Waiting for Goodell
I haven’t heard anything from Roger Goodell about my open letter to him concerning the NFL and domestic violence.
I know he’s been busy. Since I wrote my letter just a few days ago, more trouble has come his way with Adrian Peterson being charged with causing injury to a child 14 or younger in Texas.
The NFL has repeated its pattern of rethinking its original decision and then deciding to remove the player from NFL play in some form or fashion. The Vikings announced that they are reversing their decision to “let the legal process play out” (which they said they were originally going with because of their concern for due process) with Adrian Peterson’s case and are now placing him on the NFL’s “exempt list” (which they explain better reflects their concern for child welfare issues). This means Peterson will not participate in any team activities until his court case is resolved.
The firestorm is not subsiding for Goodell and the NFL.
Even the almighty NFL sponsors are weighing in now. Nike has pulled its Adrian Peterson jerseys from some of its stores (but you can still purchase them online).
And Anheuser-Busch issued a statement that they are “disappointed,” “increasingly concerned,” and “not yet satisfied “ by the NFL’s response to “behaviors that so clearly go against our own company culture and moral code.”
The scramble for the moral high ground that follows the media explosion of a scandal often echoes with a good amount of hypocrisy mixed together with some good intentions and publicity concerns. And in true NFL fashion, even their scandals are a spectacle to behold. It’s down right biblical: “Why do you see the speck in your neighbor’s eye, but do not notice the log in your own eye?” (Luke 6:41).
Alcohol use and abuse is a factor the majority of the time in intimate partner violence—statistics tell us that in reported cases, 75% of intimate partner violence involves alcohol use and/or abuse.
And almost 40% of all reported sexual assaults included reported involvement of alcohol. That percentage goes up considerably when we look at contexts where excessive drinking behaviors are common, like college campuses.
And these statistics only reflect reported cases of sexual assault and intimate partner violence. These crimes are the most underreported crimes there are. In fact, only about one fifth of all rapes are reported and only about one half of all cases of stalking by an intimate partners are reported.
When it comes to child welfare issues, our American context suffers an equal amount of inadequacy. Our substantive and collective responses to things that hurt children like hunger, lack of access to quality medical care, parental unemployment, and substandard housing are woefully inadequate.
And we do not do a good job of protecting children from violence either. Children who grow up seeing violence are much more likely to reenact and repeat those patterns themselves. And children suffer profoundly in contexts of domestic abuse. Where women’s life circumstances include violence, poverty, and poor medical care, the well-being of and possibilities for healthy outcomes are radically diminished for children.
Nike has been struggling with child welfare issues for years now. And though they have taken many intentional steps to curtail child labor and unsafe working conditions in their overseas factories, there are still accusations that surface about inhumane treatment of workers and under-aged workers in Nike’s labor system.
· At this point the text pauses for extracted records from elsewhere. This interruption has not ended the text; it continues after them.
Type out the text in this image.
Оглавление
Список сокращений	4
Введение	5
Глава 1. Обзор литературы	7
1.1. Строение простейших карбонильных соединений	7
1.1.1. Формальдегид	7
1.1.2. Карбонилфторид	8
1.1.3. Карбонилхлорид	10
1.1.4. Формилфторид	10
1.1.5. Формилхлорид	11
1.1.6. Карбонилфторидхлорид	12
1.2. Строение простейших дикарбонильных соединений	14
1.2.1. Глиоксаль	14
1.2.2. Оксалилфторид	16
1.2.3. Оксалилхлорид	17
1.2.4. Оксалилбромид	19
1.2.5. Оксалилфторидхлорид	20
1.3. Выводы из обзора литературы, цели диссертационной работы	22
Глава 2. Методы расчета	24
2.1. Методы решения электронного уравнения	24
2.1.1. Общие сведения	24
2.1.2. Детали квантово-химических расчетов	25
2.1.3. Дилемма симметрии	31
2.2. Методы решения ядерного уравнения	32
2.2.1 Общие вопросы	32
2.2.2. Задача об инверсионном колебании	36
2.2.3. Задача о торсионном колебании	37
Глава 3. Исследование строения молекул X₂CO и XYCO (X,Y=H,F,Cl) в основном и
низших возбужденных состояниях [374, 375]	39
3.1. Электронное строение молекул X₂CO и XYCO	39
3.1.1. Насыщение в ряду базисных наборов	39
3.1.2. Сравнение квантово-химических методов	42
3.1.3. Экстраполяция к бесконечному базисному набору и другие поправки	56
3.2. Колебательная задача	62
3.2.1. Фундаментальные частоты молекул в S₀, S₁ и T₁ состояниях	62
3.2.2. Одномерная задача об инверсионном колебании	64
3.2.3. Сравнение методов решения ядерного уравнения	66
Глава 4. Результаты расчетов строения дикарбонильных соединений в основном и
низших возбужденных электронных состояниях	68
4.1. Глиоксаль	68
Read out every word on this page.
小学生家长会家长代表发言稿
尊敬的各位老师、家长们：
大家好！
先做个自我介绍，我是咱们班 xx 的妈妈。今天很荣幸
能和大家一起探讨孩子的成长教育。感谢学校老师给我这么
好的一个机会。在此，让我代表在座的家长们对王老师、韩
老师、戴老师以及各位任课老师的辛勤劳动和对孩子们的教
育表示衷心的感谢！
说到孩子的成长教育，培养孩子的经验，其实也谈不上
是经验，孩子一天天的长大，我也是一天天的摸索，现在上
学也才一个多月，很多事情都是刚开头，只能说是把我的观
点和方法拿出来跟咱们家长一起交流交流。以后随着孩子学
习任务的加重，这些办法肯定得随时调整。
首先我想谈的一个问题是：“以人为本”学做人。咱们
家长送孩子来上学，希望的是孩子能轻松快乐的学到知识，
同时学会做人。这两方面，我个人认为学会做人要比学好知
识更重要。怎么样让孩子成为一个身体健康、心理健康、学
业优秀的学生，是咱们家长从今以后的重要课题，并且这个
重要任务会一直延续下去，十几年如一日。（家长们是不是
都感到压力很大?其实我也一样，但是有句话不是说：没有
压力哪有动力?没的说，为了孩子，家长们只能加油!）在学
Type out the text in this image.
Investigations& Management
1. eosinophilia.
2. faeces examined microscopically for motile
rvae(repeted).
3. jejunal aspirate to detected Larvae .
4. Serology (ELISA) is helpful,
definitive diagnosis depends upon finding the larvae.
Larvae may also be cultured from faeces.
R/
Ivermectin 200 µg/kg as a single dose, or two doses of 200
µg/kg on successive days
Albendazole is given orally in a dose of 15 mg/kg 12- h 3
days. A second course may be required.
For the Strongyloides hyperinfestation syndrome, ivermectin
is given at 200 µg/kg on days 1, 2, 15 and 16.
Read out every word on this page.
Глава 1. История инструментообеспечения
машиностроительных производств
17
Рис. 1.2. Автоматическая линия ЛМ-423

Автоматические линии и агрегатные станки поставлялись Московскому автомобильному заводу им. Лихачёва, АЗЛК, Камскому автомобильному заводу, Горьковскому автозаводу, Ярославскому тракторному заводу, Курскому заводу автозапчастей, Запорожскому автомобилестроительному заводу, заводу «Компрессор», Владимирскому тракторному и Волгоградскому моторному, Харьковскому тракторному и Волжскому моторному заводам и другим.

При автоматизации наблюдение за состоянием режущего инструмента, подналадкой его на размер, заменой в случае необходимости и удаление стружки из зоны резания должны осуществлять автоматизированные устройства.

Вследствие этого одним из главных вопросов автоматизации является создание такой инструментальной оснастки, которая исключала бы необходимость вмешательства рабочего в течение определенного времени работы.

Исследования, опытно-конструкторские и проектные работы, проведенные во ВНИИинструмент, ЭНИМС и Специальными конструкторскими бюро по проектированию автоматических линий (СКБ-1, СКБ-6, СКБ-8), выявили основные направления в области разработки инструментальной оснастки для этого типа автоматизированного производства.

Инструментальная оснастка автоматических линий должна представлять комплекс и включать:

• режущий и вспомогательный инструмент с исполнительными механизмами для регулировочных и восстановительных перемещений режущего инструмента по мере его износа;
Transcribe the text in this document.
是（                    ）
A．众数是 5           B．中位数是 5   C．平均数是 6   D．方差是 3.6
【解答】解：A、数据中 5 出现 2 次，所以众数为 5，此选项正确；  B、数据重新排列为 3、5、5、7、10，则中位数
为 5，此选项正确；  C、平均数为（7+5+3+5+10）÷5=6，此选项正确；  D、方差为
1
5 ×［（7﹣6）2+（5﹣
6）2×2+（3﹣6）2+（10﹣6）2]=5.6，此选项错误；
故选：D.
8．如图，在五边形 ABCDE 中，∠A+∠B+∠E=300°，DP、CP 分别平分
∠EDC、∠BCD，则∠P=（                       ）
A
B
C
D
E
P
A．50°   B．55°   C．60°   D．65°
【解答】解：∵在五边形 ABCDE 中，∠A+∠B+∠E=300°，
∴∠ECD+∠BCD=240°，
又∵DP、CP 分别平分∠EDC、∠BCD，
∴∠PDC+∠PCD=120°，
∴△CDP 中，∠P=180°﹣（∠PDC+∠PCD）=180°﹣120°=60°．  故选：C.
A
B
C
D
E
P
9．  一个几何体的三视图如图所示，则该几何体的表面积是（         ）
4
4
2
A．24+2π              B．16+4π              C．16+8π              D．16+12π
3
There is plenty of culpability and dissatisfaction to go around when it comes to how our country responds to domestic and sexualized violence. That has been well established in the collective conversation these last few days. Now, with the Adrian Peterson case, we can add to that reality that the well-being and protection of children is another thing our country struggles to do well.
Violence in all its forms is a distorting, contorting force.
It ruptures relationships, communities, institutions, and cultures.
It sends us all into a diminished mode of operation in which we struggle to gain our footing.
Violence is a trauma that afflicts systems, societies, and souls.
We can all sit and wait for Roger Goodell to do something that makes us feel better, or something that makes us feel like there really is someone who knows how to make this stop. Or we can tell the truth about ourselves.
None of our American institutions, none of our cultural habits, none of our common ways of responding to domestic violence have disrupted its prevalence or its capacity to inflict radical harm. Violence, especially violence that comes from the hands of an intimate, inflicts wounds that we do not know how to heal as a nation.
Blaming Roger Goodell releases some collective tension, but it accomplishes very little. Demonizing Ray Rice and Adrian Peterson may make some people feel better about themselves, but the truth about these forms of violence lies in a much more shared space than we would like to admit.
What are we doing as a nation to tell ourselves the truth about the causes and conditions that give rise to violence?
What are we doing as a nation to cultivate more life-giving ways of being human?
If I ever do get to talk to Roger Goodell, I would tell him the best thing he could do for America right now is to describe for us how it feels to realize his own helplessness and incompetency in the face of this scourge. If he could help us all get real about what we don’t know how to do, we might be able to work together to figure out what we can do.